Friday, November 5, 2004

Sculpture near my bike shed Posted by Hello

Do ideas really matter?
(Part 2: the power of myths and the politics of fear)

Ladeen’s speech (below) was a shining example of a central argument of the BBC2 documentary “The Power of Nightmares”: that Neo-con thinking is built around the need for national myths.

The documentary series (not without oversimplifications) sets up two philosophical grandfathers of the Islamic fundamentalist/Neo-con conflict and draws parallels between their world view and their selling of it.

It selects two 1950s philosophers – Kotb, an Eygptian teacher who spent time in the US, and Leo Strauss, a conservative academic – who both saw in Western liberalism a nihilistic, secular individualism that was destructive of society.

Their remedies were different. Strauss saw the need for an elite who would restore American unity through “necessary illusions”, the myths that hold a society together, including that of a unique national destiny.

Kotb saw the need for an Islamic elite that could integrate the benefits of western technology without the materialistic nihilism that seemed to accompany capitalism (a contagious false consciousness that alienated sufferers from their faith). Bin Laden is allegedly a student of one of his followers.

“Nightmares” depicts a small, well-placed group of Straussians who turned to politics over academia. Within the (then not terribly powerful) moralist wing of the Republican party they found a base receptive to their programme to reinvigorate national myths through the rhetoric of good and evil. (A strategy enabling them to bring a huge evangelical Christian movement into the Republicans for the first time, radicalising an often libertarian, small-government party).

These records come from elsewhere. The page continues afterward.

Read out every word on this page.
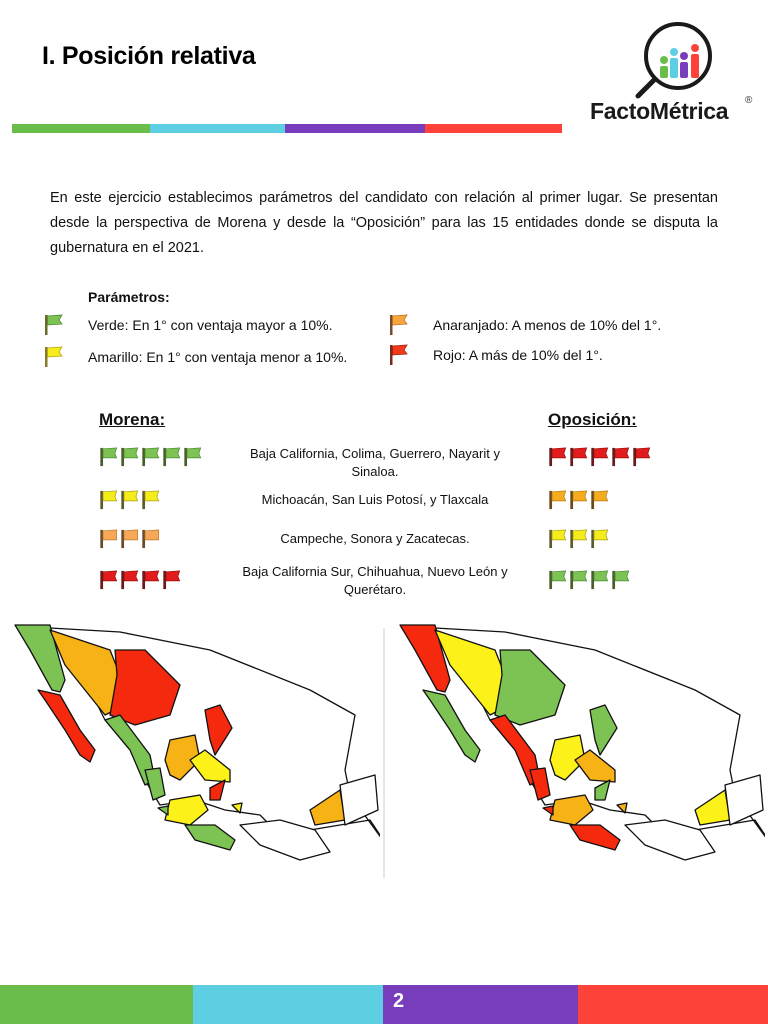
I. Posición relativa
FactoMétrica ®

En este ejercicio establecimos parámetros del candidato con relación al primer lugar. Se presentan desde la perspectiva de Morena y desde la “Oposición” para las 15 entidades donde se disputa la gubernatura en el 2021.

Parámetros:
Verde: En 1° con ventaja mayor a 10%.
Amarillo: En 1° con ventaja menor a 10%.
Anaranjado: A menos de 10% del 1°.
Rojo: A más de 10% del 1°.
Morena:	Oposición:
Baja California, Colima, Guerrero, Nayarit y Sinaloa.
Michoacán, San Luis Potosí, y Tlaxcala
Campeche, Sonora y Zacatecas.
Baja California Sur, Chihuahua, Nuevo León y Querétaro.
2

Their rhetoric painted the Soviet Union as the source of all evil, the sponsor of all terrorism, and a threat out of all proportion to that it actually posed. Unusually, “Nightmares” paints the CIA as the standard-bearers for truth against the ideologues: CIA “bean-counters” were convinced that the Russian military was a relatively weak opponent.

The Neo-cons, especially Russian expert Professor Richard Pipes, didn’t want to hear it: if the CIA couldn’t find evidence of what must exist, then the logical conclusion was that the Russians had hidden it so well the CIA couldn’t find it. The absence of all evidence was taken as proving military capacities at the limit of imagination.

Thus, “Nightmares” argues that the USSR was largely an imaginary foe. Critical to this is Afghanistan. The Neo-cons decided to expel the USSR from Afghanistan no matter what: so they armed and funded local Islamic extremist movements. Gorbachev, seeking a negotiated settlement that would allow his country to leave with dignity, was rebuffed. There would be no compromise. Gorbachev prophetically warned Reagan that the people he was backing were no friends of democracy.

The USSR was driven from Afghanistan, and shortly after collapsed. Both Neo-cons and Islamists saw this and, wrongly, presumed: (1) the two events were directly related; (2) it was their efforts that had achieved this; and (3) if they could beat the USSR (a superpower) they could beat anyone.

In fact, the USSR was simply an unsustainable economic and political mess that was bound to collapse.

In the absence of the USSR, a new enemy was needed: for the Neo-cons it became the “tyrants” of the Middle East, for the Islamists it became the USA.

The series posits that both Neo-cons and Islamists were losing popular support (the Clinton era, the fratricidal madness of Egypt and Algeria) by 1997. Ironically, it was September 11 that revitalised them both: giving one a clear enemy and the other a massive symbolic victory.

Both are left fighting an enemy they have largely imagined: a nihilistic empire bent on the destruction of Islam; a unitary state-sanctioned global terrorist network (“al Qaeda” allegedly being a US coinage to cover largely unrelated groups and individuals so they could be prosecuted under anti-Mafia laws).

It’s provocative stuff, and following the Bush victory raises the prospect that the real war of ideas is not with “Islamists” but within democratic societies themselves.